En 1881, sin hablar una palabra de inglés y con cuarenta mil dólares procedentes de una estafa de valores, el arquitecto valenciano Rafael Guastavino viaja a Nueva York con intención de patentar allí la técnica medieval de la bóveda tabicada.

"Hace unos tres años, gracias a que se iban publicando en España algunos artículos en revistas de arquitectura sobre la figura de Guastavino, casi siempre a manos de académicos e historiadores de la arquitectura. De pronto me pareció que el personaje no solo era interesante desde el punto de vista biográfico (en el sentido más tradicional de la palabra) sino también desde el punto de vista identitario, porque en España muchas veces se intentaba hacer de él una lectura nacionalista o reinvindicativa, cuando a mí me parecía que en realidad se parecía más a un personaje picaresco", dice Andrés Barba a Veintitrés.

—¿Vida de Guastavino y Guastavino te llevó mucho tiempo de investigación?
—Un año, varios meses en España y luego en Estados Unidos, en Nueva York, en los archivos de la Public Library y de la Universidad de Columbia.

—¿Es un biografía con ficción?
Toda biografía es, inevitablemente una ficción, incluso las que se presentan como más documentadas y testimoniales. Esas, quizá, son las más sospechosas de todas. Toda la idea de este libro gira en torno a una fórmula que recuerda al lector (y en la que el autor se recuerda a si mismo) que la literatura en este sentido está atrapada en una contradicción esencial: tiene que hacer "como si" fuera posible contar una vida, aun cuando sabe que no es posible.

—¿Qué te atrajo de la vida de este hombre?
—Las reacciones que provocaba en el absurdo panorama identitario español, y sobre todo lo ambigua que era su figura, lo accidental y llena de sombras que era su participación en la arquitectura de Nueva York.

—¿Cómo es su relación con la paternidad?
Bastante delirante, como la de todos los hombres de su época, sobre todo cuando creaban empresas. Pensaban que sus hijos no eran más que una extensión de sí mismos.

—¿Qué hay del sueño americano?
—Pues que es una broma pesada, más pesada que la Estatua de la Libertad. Guastavino ni creía en esa ficción, el llega en 1881, cuando NY era una ciudad mugrienta de menos de dos millones de habitantes, muy distinta de la que estaba a punto de ser.

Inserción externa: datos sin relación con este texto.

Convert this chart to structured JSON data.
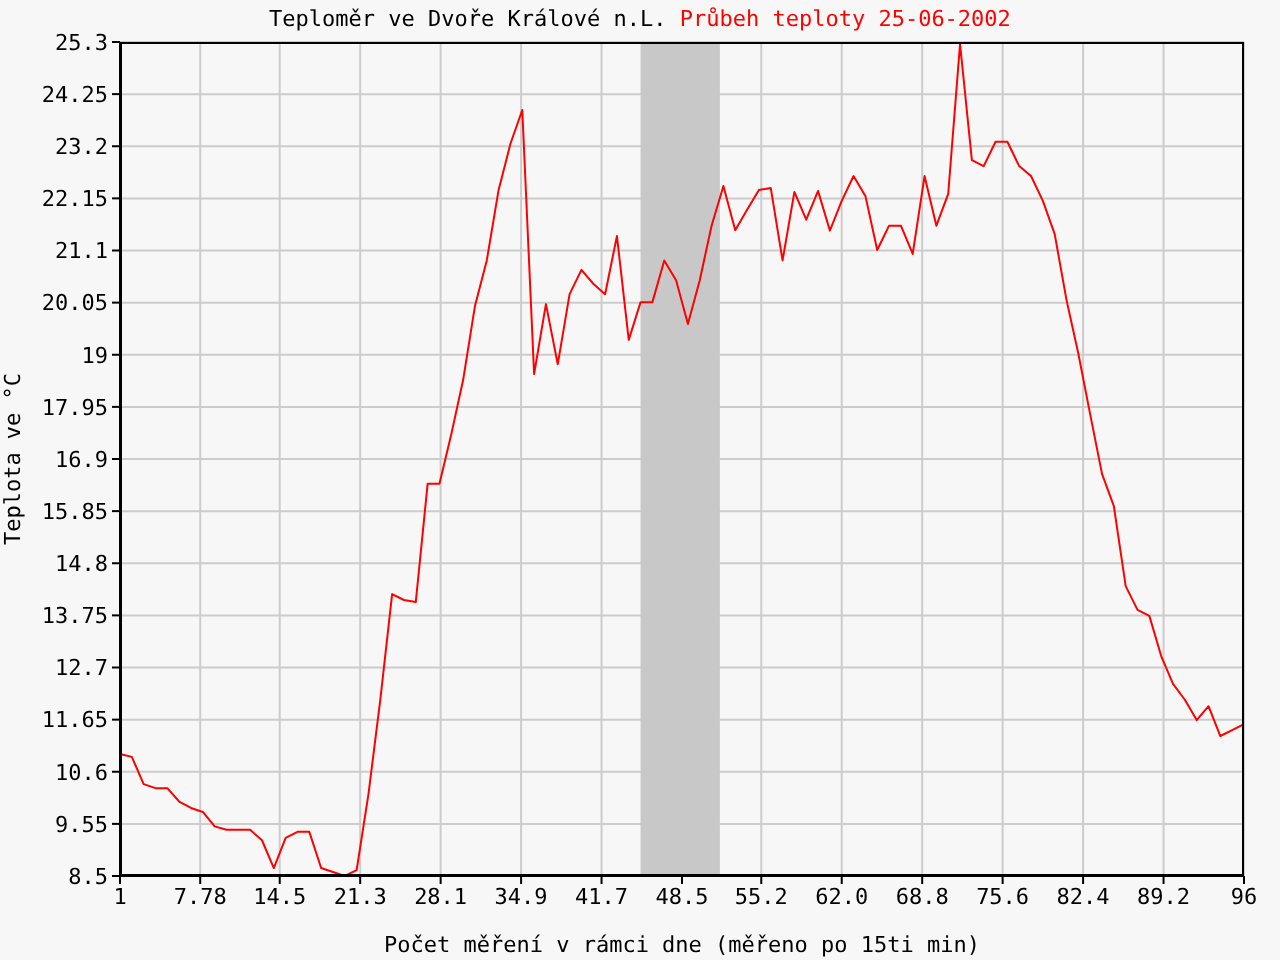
{
  "chart_data": {
    "type": "line",
    "title": "Teploměr ve Dvoře Králové n.L.",
    "subtitle": "Průbeh teploty 25-06-2002",
    "xlabel": "Počet měření v rámci dne (měřeno po 15ti min)",
    "ylabel": "Teplota ve °C",
    "x": [
      1,
      2,
      3,
      4,
      5,
      6,
      7,
      8,
      9,
      10,
      11,
      12,
      13,
      14,
      15,
      16,
      17,
      18,
      19,
      20,
      21,
      22,
      23,
      24,
      25,
      26,
      27,
      28,
      29,
      30,
      31,
      32,
      33,
      34,
      35,
      36,
      37,
      38,
      39,
      40,
      41,
      42,
      43,
      44,
      45,
      46,
      47,
      48,
      49,
      50,
      51,
      52,
      53,
      54,
      55,
      56,
      57,
      58,
      59,
      60,
      61,
      62,
      63,
      64,
      65,
      66,
      67,
      68,
      69,
      70,
      71,
      72,
      73,
      74,
      75,
      76,
      77,
      78,
      79,
      80,
      81,
      82,
      83,
      84,
      85,
      86,
      87,
      88,
      89,
      90,
      91,
      92,
      93,
      94,
      95,
      96
    ],
    "series": [
      {
        "color": "#ff0000",
        "values": [
          10.96,
          10.9,
          10.35,
          10.27,
          10.27,
          10.0,
          9.87,
          9.79,
          9.5,
          9.43,
          9.43,
          9.43,
          9.22,
          8.66,
          9.27,
          9.39,
          9.39,
          8.66,
          8.58,
          8.5,
          8.62,
          10.15,
          12.05,
          14.18,
          14.06,
          14.02,
          16.4,
          16.4,
          17.4,
          18.49,
          19.98,
          20.9,
          22.32,
          23.25,
          23.93,
          18.61,
          20.02,
          18.81,
          20.22,
          20.71,
          20.43,
          20.22,
          21.39,
          19.3,
          20.06,
          20.06,
          20.9,
          20.5,
          19.62,
          20.5,
          21.6,
          22.4,
          21.51,
          21.92,
          22.32,
          22.36,
          20.9,
          22.28,
          21.72,
          22.3,
          21.5,
          22.1,
          22.6,
          22.2,
          21.11,
          21.6,
          21.6,
          21.03,
          22.6,
          21.6,
          22.24,
          25.26,
          22.92,
          22.8,
          23.29,
          23.29,
          22.8,
          22.6,
          22.1,
          21.43,
          20.1,
          19.02,
          17.8,
          16.6,
          15.95,
          14.34,
          13.86,
          13.74,
          12.93,
          12.37,
          12.05,
          11.64,
          11.92,
          11.32,
          11.44,
          11.56
        ]
      }
    ],
    "xlim": [
      1,
      96
    ],
    "xticks": [
      1,
      7.78,
      14.5,
      21.3,
      28.1,
      34.9,
      41.7,
      48.5,
      55.2,
      {
        "value": 62,
        "label": "62.0"
      },
      68.8,
      75.6,
      82.4,
      89.2,
      96
    ],
    "ylim": [
      8.5,
      25.3
    ],
    "yticks": [
      8.5,
      9.55,
      10.6,
      11.65,
      12.7,
      13.75,
      14.8,
      15.85,
      16.9,
      17.95,
      19,
      20.05,
      21.1,
      22.15,
      23.2,
      24.25,
      25.3
    ],
    "bands": [
      {
        "axis": "x",
        "from": 45,
        "to": 51.7,
        "color": "#c8c8c8"
      }
    ],
    "grid": true,
    "legend": false,
    "marker": "none",
    "line_style": "solid"
  }
}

—¿Por qué elegiste contar la historia desde una biografía?
—Porque era un género que nunca había tratado, y porque odio la novela histórica. Es como un género degradado, una especie de novela rosa con respecto a la novela realista. Me parece que casi todas las novelas históricas están escritas desde parámetros completamente contemporáneos, tipo Cleopatra tiene depresión y esas cosas. La biografía es maravillosa, un género muy libre y disparatado, con muchos modelos de una gran libertad: Borges, Schowb, Michon, de Quincey, Echenoz.

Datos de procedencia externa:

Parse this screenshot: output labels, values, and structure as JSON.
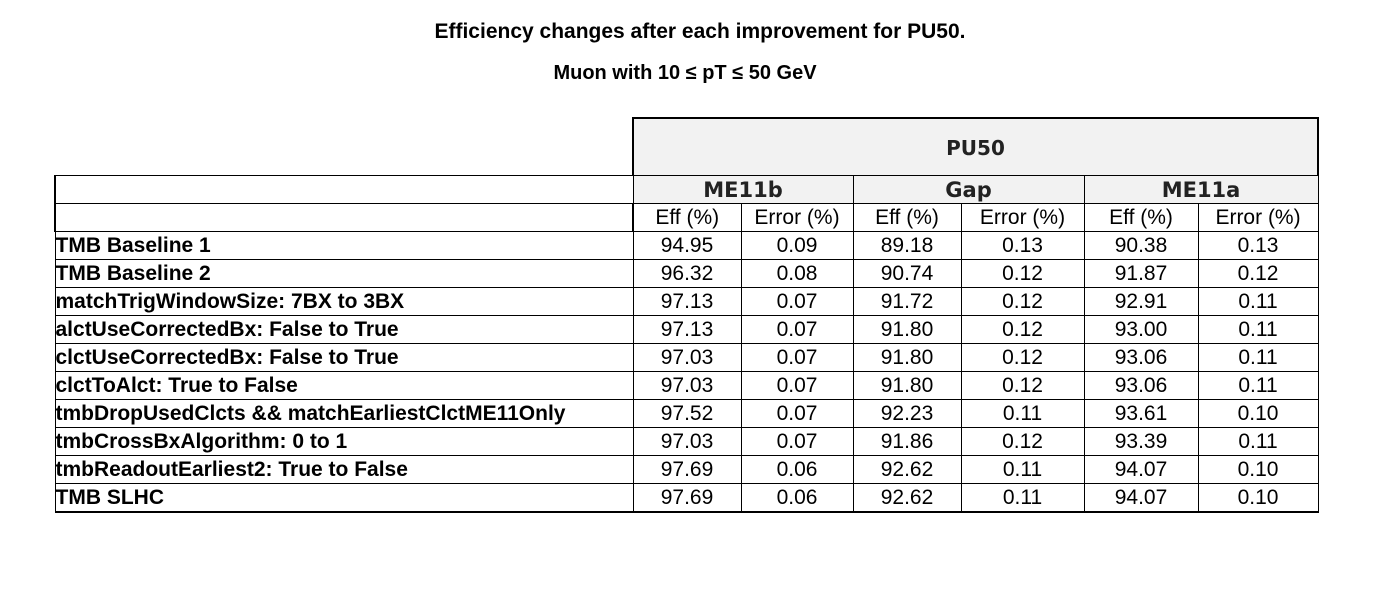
{
  "title": "Efficiency changes after each improvement for PU50.",
  "subtitle": "Muon with 10 ≤ pT ≤ 50  GeV",
  "table": {
    "top_header": "PU50",
    "groups": [
      "ME11b",
      "Gap",
      "ME11a"
    ],
    "sub_headers": [
      "Eff (%)",
      "Error (%)",
      "Eff (%)",
      "Error (%)",
      "Eff (%)",
      "Error (%)"
    ],
    "rows": [
      {
        "label": "TMB Baseline 1",
        "values": [
          "94.95",
          "0.09",
          "89.18",
          "0.13",
          "90.38",
          "0.13"
        ]
      },
      {
        "label": "TMB Baseline 2",
        "values": [
          "96.32",
          "0.08",
          "90.74",
          "0.12",
          "91.87",
          "0.12"
        ]
      },
      {
        "label": "matchTrigWindowSize: 7BX to 3BX",
        "values": [
          "97.13",
          "0.07",
          "91.72",
          "0.12",
          "92.91",
          "0.11"
        ]
      },
      {
        "label": "alctUseCorrectedBx: False to True",
        "values": [
          "97.13",
          "0.07",
          "91.80",
          "0.12",
          "93.00",
          "0.11"
        ]
      },
      {
        "label": "clctUseCorrectedBx: False to True",
        "values": [
          "97.03",
          "0.07",
          "91.80",
          "0.12",
          "93.06",
          "0.11"
        ]
      },
      {
        "label": "clctToAlct: True to False",
        "values": [
          "97.03",
          "0.07",
          "91.80",
          "0.12",
          "93.06",
          "0.11"
        ]
      },
      {
        "label": "tmbDropUsedClcts && matchEarliestClctME11Only",
        "values": [
          "97.52",
          "0.07",
          "92.23",
          "0.11",
          "93.61",
          "0.10"
        ]
      },
      {
        "label": "tmbCrossBxAlgorithm: 0 to 1",
        "values": [
          "97.03",
          "0.07",
          "91.86",
          "0.12",
          "93.39",
          "0.11"
        ]
      },
      {
        "label": "tmbReadoutEarliest2: True to False",
        "values": [
          "97.69",
          "0.06",
          "92.62",
          "0.11",
          "94.07",
          "0.10"
        ]
      },
      {
        "label": "TMB SLHC",
        "values": [
          "97.69",
          "0.06",
          "92.62",
          "0.11",
          "94.07",
          "0.10"
        ]
      }
    ]
  }
}
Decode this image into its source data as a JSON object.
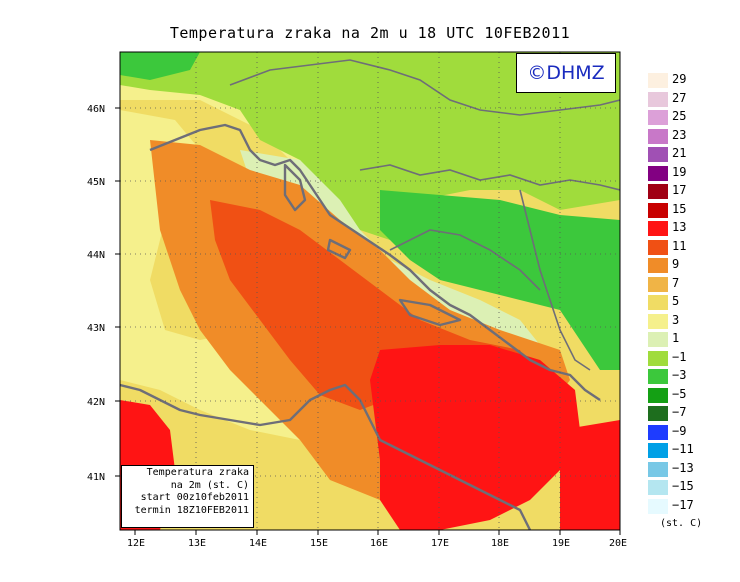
{
  "title": "Temperatura zraka na 2m u 18 UTC 10FEB2011",
  "copyright": "©DHMZ",
  "info": {
    "line1": "Temperatura zraka",
    "line2": "na 2m (st. C)",
    "line3": "start 00z10feb2011",
    "line4": "termin 18Z10FEB2011"
  },
  "x_ticks": [
    "12E",
    "13E",
    "14E",
    "15E",
    "16E",
    "17E",
    "18E",
    "19E",
    "20E"
  ],
  "y_ticks": [
    "46N",
    "45N",
    "44N",
    "43N",
    "42N",
    "41N"
  ],
  "legend": {
    "unit": "(st. C)",
    "labels": [
      "29",
      "27",
      "25",
      "23",
      "21",
      "19",
      "17",
      "15",
      "13",
      "11",
      "9",
      "7",
      "5",
      "3",
      "1",
      "−1",
      "−3",
      "−5",
      "−7",
      "−9",
      "−11",
      "−13",
      "−15",
      "−17"
    ],
    "colors": [
      "#fdf0e0",
      "#e8c8dc",
      "#dca0d8",
      "#c878c8",
      "#a050b4",
      "#820082",
      "#a00014",
      "#c80000",
      "#ff1414",
      "#f05014",
      "#f08c28",
      "#f0b446",
      "#f0dc64",
      "#f5f08c",
      "#dcf0b4",
      "#a0dc3c",
      "#3cc83c",
      "#14a014",
      "#1e6e1e",
      "#1e3cff",
      "#00a0e6",
      "#78c8e6",
      "#b4e6f0",
      "#e6faff"
    ]
  },
  "map": {
    "colors": {
      "orange": "#f08c28",
      "dark_orange": "#f05014",
      "red": "#ff1414",
      "light_yellow": "#f5f08c",
      "yellow": "#f0dc64",
      "light_green": "#a0dc3c",
      "green": "#3cc83c",
      "pale": "#dcf0b4",
      "coast": "#6e6e78"
    }
  }
}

—¿Qué es lo que lo hace un personaje digno de relatar?
—Los motivos por los que nos inclinamos a contar una vida ajena, o a fingir que podemos contarla, pueden ser múltiples. Y a veces hasta perversos. Podemos elegir contar la vida de alguien porque lo odiamos, porque nos parece detestable, por ejemplo. O porque es nuestro enemigo natural. Yo no sentía una gran admiración por Guastavino, pero me parecía que personificaba bastante bien a una parte del espíritu español que sí me divertía contar, porque en términos generales España me parece un país bastante paleto, pero con una dignidad extraña y con unos gestos muy particulares que nos hacen únicos cuando menos lo pretendemos.

—¿Qué te gustaría que el lector encuentre en este libro?
—Justo lo contrario de lo que espera. Para bien, obvio.

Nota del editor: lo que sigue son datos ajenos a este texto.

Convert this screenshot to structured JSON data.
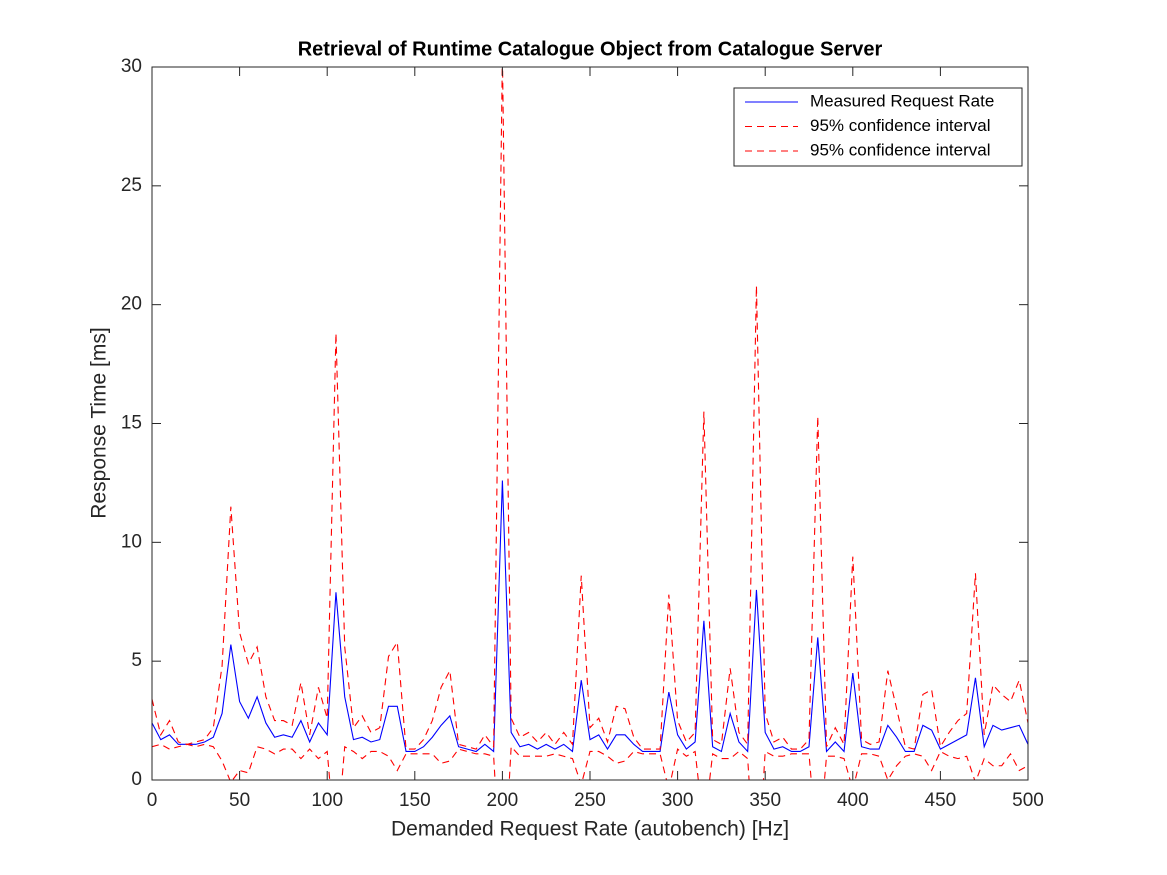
{
  "chart_data": {
    "type": "line",
    "title": "Retrieval of Runtime Catalogue Object from Catalogue Server",
    "x_label": "Demanded Request Rate (autobench) [Hz]",
    "y_label": "Response Time [ms]",
    "x": [
      0,
      5,
      10,
      15,
      20,
      25,
      30,
      35,
      40,
      45,
      50,
      55,
      60,
      65,
      70,
      75,
      80,
      85,
      90,
      95,
      100,
      105,
      110,
      115,
      120,
      125,
      130,
      135,
      140,
      145,
      150,
      155,
      160,
      165,
      170,
      175,
      180,
      185,
      190,
      195,
      200,
      205,
      210,
      215,
      220,
      225,
      230,
      235,
      240,
      245,
      250,
      255,
      260,
      265,
      270,
      275,
      280,
      285,
      290,
      295,
      300,
      305,
      310,
      315,
      320,
      325,
      330,
      335,
      340,
      345,
      350,
      355,
      360,
      365,
      370,
      375,
      380,
      385,
      390,
      395,
      400,
      405,
      410,
      415,
      420,
      425,
      430,
      435,
      440,
      445,
      450,
      455,
      460,
      465,
      470,
      475,
      480,
      485,
      490,
      495,
      500
    ],
    "series": [
      {
        "name": "Measured Request Rate",
        "color": "#0000ff",
        "dash": "solid",
        "values": [
          2.4,
          1.7,
          1.9,
          1.5,
          1.5,
          1.5,
          1.6,
          1.8,
          2.8,
          5.7,
          3.3,
          2.6,
          3.5,
          2.4,
          1.8,
          1.9,
          1.8,
          2.5,
          1.6,
          2.4,
          1.9,
          7.9,
          3.5,
          1.7,
          1.8,
          1.6,
          1.7,
          3.1,
          3.1,
          1.2,
          1.2,
          1.4,
          1.8,
          2.3,
          2.7,
          1.4,
          1.3,
          1.2,
          1.5,
          1.2,
          12.6,
          2.0,
          1.4,
          1.5,
          1.3,
          1.5,
          1.3,
          1.5,
          1.2,
          4.2,
          1.7,
          1.9,
          1.3,
          1.9,
          1.9,
          1.5,
          1.2,
          1.2,
          1.2,
          3.7,
          1.9,
          1.3,
          1.6,
          6.7,
          1.4,
          1.2,
          2.8,
          1.6,
          1.2,
          8.0,
          2.0,
          1.3,
          1.4,
          1.2,
          1.2,
          1.4,
          6.0,
          1.2,
          1.6,
          1.2,
          4.5,
          1.4,
          1.3,
          1.3,
          2.3,
          1.8,
          1.2,
          1.2,
          2.3,
          2.1,
          1.3,
          1.5,
          1.7,
          1.9,
          4.3,
          1.4,
          2.3,
          2.1,
          2.2,
          2.3,
          1.5
        ]
      },
      {
        "name": "95% confidence interval",
        "color": "#ff0000",
        "dash": "dashed",
        "values": [
          3.4,
          1.9,
          2.5,
          1.6,
          1.5,
          1.6,
          1.7,
          2.2,
          4.8,
          11.5,
          6.2,
          4.9,
          5.6,
          3.5,
          2.5,
          2.5,
          2.3,
          4.1,
          1.9,
          3.9,
          2.6,
          18.8,
          5.6,
          2.2,
          2.7,
          2.0,
          2.2,
          5.2,
          5.8,
          1.3,
          1.3,
          1.7,
          2.5,
          3.9,
          4.6,
          1.5,
          1.4,
          1.3,
          1.9,
          1.4,
          30.5,
          2.6,
          1.8,
          2.0,
          1.6,
          2.0,
          1.5,
          2.0,
          1.5,
          8.6,
          2.2,
          2.6,
          1.6,
          3.1,
          3.0,
          1.8,
          1.3,
          1.3,
          1.3,
          7.8,
          2.5,
          1.6,
          2.0,
          15.5,
          1.7,
          1.5,
          4.7,
          2.0,
          1.5,
          20.8,
          2.8,
          1.6,
          1.8,
          1.3,
          1.3,
          1.7,
          15.3,
          1.4,
          2.2,
          1.5,
          9.4,
          1.7,
          1.5,
          1.6,
          4.6,
          3.0,
          1.4,
          1.3,
          3.6,
          3.8,
          1.4,
          2.0,
          2.5,
          2.8,
          8.7,
          1.9,
          4.0,
          3.6,
          3.3,
          4.2,
          2.4
        ]
      },
      {
        "name": "95% confidence interval",
        "color": "#ff0000",
        "dash": "dashed",
        "values": [
          1.4,
          1.5,
          1.3,
          1.4,
          1.5,
          1.4,
          1.5,
          1.4,
          0.8,
          -0.1,
          0.4,
          0.3,
          1.4,
          1.3,
          1.1,
          1.3,
          1.3,
          0.9,
          1.3,
          0.9,
          1.2,
          -3.0,
          1.4,
          1.2,
          0.9,
          1.2,
          1.2,
          1.0,
          0.4,
          1.1,
          1.1,
          1.1,
          1.1,
          0.7,
          0.8,
          1.3,
          1.2,
          1.1,
          1.1,
          1.0,
          -5.3,
          1.4,
          1.0,
          1.0,
          1.0,
          1.0,
          1.1,
          1.0,
          0.9,
          -0.2,
          1.2,
          1.2,
          1.0,
          0.7,
          0.8,
          1.2,
          1.1,
          1.1,
          1.1,
          -0.4,
          1.3,
          1.0,
          1.2,
          -2.1,
          1.1,
          0.9,
          0.9,
          1.2,
          0.9,
          -4.8,
          1.2,
          1.0,
          1.0,
          1.1,
          1.1,
          1.1,
          -3.3,
          1.0,
          1.0,
          0.9,
          -0.4,
          1.1,
          1.1,
          1.0,
          0.0,
          0.6,
          1.0,
          1.1,
          1.0,
          0.4,
          1.2,
          1.0,
          0.9,
          1.0,
          -0.1,
          0.9,
          0.6,
          0.6,
          1.1,
          0.4,
          0.6
        ]
      }
    ],
    "xlim": [
      0,
      500
    ],
    "xticks": [
      0,
      50,
      100,
      150,
      200,
      250,
      300,
      350,
      400,
      450,
      500
    ],
    "ylim": [
      0,
      30
    ],
    "yticks": [
      0,
      5,
      10,
      15,
      20,
      25,
      30
    ],
    "legend": "top-right",
    "grid": false
  }
}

¿Cómo viviste la cuarentena?
—La viví en NY, en España y Argentina. De NY me tuve que ir porque mi seguro médico amenazaba con no cubrirme si enfermaba y en Baires y en España me denunciaron los vecinos. Ha sido como tomarse una cucharadita de lo peor de una dictadura militar. Pero eso es solo una impresión personal.

—¿Cómo la pasaste como escritor?
Esta pandemia ha puesto a prueba a la literatura. Ahora habrá que ver si los escritores estamos a la altura. Yo francamente espero que tenga su impacto, pero no en forma de tediosos diarios de la reclusión, sino en forma de cambio de paradigma. Creo que todos tenemos que encontrar palabras nuevas.

¿Salimos mejores o peores?
Obviamente peores, a la vista está. Pero tal vez los frutos lleguen más tarde, eso nunca se sabe. De momento lo único que hemos hecho es perder y perder.